Martine revamped it as a classic discotheque, placing mirrors around its granite columns, and recalling an era when Italian dance music – from New Wavers in Bologna to Tullio De Piscopo’s famed 1984 vinyl classic Stop Bajon – wowed British clubbers.
“At the first meeting with Martine for the special event in Florence, we ended up talking more about family, schools, daily shopping and cycles of life in popular neighborhoods than about fashion shows – say Lapo Cianchi and Francesca Tacconi, heads of the special projects of Pitti Immagine. Yet it was evident how all this was closely related to her work, a cognitive and emotional baggage that mixes with great creative freedom with social and cultural thoughts and that is reflected in her collections, where even the most conflicting inspirations and inclinations come to a solution, at a temporary coexistence and each time to be rebuilt. In short, a sort of inverse canon, a very interesting work of and on fashion”.Martine Rose
Rose mixed up the UK and Italy in her casting – with youthful British beauty paired with boney Tuscan dudes in a unisex show. Many of the guys culled from the local ACF Fiorentina football club, a medieval version of soccer. Which is where Rose had her backstage, inside the club’s headquarters located inside a storied palazzo named Palazzo di Parte Guelfa. A bizarre soaring space full of Tuscan spears, shields and blunderbusses.
Just like the collection, which was an eclectic meeting of wild west cowboy shirts with fringes, with more traditional ideas like jumbo corduroy jackets – a huge trend in Pitti.
Though the key to Rose is always the meeting of noble silhouettes with street gear.
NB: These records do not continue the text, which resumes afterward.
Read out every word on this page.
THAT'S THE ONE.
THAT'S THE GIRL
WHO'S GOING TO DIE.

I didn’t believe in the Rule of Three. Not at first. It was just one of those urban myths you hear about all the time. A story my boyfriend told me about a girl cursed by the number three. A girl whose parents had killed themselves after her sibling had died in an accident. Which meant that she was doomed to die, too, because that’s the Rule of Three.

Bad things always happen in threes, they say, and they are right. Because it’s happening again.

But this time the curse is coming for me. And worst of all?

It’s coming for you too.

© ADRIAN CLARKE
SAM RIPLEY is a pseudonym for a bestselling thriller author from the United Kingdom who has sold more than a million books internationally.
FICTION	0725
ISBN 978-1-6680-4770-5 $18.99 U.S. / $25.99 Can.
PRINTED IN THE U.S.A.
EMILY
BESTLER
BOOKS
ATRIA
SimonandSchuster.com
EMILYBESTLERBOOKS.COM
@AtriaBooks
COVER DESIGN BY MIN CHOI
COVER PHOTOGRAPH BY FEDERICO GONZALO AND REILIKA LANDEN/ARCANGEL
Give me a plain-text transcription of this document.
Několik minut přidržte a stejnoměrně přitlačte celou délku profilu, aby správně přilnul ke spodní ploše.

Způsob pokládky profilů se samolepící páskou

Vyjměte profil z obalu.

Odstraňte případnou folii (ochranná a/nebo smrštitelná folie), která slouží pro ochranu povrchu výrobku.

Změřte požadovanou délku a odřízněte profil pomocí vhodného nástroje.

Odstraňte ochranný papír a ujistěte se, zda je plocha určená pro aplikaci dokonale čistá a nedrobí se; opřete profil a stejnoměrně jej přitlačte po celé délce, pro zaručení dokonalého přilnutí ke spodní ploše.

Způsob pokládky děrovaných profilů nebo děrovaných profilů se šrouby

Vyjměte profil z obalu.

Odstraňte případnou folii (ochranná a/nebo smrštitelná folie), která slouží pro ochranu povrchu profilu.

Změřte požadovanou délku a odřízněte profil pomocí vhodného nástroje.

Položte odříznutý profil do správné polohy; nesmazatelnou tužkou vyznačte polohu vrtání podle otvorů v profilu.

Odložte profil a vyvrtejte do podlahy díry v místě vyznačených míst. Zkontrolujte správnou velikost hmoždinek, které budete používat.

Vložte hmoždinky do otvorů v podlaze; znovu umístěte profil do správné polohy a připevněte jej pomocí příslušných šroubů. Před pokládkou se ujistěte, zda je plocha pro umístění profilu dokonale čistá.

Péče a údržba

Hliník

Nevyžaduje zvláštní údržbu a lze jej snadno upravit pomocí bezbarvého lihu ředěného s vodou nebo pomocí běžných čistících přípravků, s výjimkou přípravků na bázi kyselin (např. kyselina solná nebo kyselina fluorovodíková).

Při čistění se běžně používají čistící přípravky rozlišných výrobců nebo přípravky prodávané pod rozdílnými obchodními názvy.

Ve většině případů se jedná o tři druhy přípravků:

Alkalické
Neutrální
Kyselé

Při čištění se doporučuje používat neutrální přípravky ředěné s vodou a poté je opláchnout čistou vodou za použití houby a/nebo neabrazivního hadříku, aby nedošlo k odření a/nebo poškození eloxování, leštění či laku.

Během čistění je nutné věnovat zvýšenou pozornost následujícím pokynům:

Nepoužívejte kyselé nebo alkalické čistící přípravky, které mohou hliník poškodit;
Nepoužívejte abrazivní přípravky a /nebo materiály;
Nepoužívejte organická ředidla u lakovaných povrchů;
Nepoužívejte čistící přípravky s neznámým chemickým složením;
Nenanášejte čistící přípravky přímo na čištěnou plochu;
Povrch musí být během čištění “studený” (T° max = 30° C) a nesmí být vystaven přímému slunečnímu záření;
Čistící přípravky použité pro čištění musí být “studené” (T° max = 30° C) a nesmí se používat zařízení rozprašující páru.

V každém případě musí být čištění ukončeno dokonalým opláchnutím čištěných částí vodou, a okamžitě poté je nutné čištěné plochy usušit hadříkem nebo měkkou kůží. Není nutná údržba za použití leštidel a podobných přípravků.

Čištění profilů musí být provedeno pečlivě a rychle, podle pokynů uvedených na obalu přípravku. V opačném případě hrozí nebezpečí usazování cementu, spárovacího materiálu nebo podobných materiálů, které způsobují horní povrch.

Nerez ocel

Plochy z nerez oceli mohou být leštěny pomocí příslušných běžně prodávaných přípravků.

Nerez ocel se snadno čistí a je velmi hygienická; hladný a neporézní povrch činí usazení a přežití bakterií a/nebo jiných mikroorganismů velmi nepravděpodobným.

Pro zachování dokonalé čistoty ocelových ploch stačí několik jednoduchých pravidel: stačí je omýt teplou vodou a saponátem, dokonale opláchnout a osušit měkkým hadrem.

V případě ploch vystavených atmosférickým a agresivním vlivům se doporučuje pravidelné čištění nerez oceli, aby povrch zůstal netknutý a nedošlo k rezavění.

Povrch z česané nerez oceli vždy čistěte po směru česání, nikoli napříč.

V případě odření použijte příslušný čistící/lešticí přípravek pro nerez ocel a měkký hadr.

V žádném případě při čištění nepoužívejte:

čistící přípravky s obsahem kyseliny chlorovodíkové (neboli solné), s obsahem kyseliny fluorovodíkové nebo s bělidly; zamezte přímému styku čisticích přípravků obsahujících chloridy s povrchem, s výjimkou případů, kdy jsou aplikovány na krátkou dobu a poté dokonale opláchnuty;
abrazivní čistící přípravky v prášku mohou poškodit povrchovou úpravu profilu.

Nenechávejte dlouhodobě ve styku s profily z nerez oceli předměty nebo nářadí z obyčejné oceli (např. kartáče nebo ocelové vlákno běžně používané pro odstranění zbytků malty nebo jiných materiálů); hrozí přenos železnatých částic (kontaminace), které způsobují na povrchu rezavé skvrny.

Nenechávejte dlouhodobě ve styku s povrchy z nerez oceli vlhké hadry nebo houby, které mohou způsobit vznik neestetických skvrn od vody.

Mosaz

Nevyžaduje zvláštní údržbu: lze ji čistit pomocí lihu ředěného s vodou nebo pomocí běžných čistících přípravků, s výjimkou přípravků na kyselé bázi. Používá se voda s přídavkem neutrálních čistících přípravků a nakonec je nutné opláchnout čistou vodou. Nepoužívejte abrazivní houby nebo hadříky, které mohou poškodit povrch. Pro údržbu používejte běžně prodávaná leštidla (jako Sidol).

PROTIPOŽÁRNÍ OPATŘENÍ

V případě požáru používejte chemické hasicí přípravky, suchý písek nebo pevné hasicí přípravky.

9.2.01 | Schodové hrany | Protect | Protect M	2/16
Martine is a great tailor who uses doll-like shapes; magnified collars and panels; exaggerated volumes and displaced shoulders to come up with very fresh ideas and proportions.
Pairing sleeveless shearling jackets with pinstripe pants, or some super violet-hued aran sweaters with bumster pants all looked great.
The designer mingled in lots of mini logos in microfiber cycling tops or as medallions on varsity jackets, but none of them seemed forced. Perhaps, at times, it felt like a Martine Rose greatest hits, but always with an Italianate twist.
“I wanted to pay tribute to Italian cosmic house culture. And pay tribute to this beautiful place, which has been a market place for a thousand years almost. The collection was a range like I always do, from tailoring to sportswear, and everything in-between. But, above all, it’s just such an honor to be here,” beamed Rose post-show and the entrance to the market.
Where stands the Fontana del Porcellino, a bronze statue of a wild boar, whose snout visitors rub to ensure they come back to Florence. One indication of how good this show was, the snout shone brilliantly in the demi-moonlight.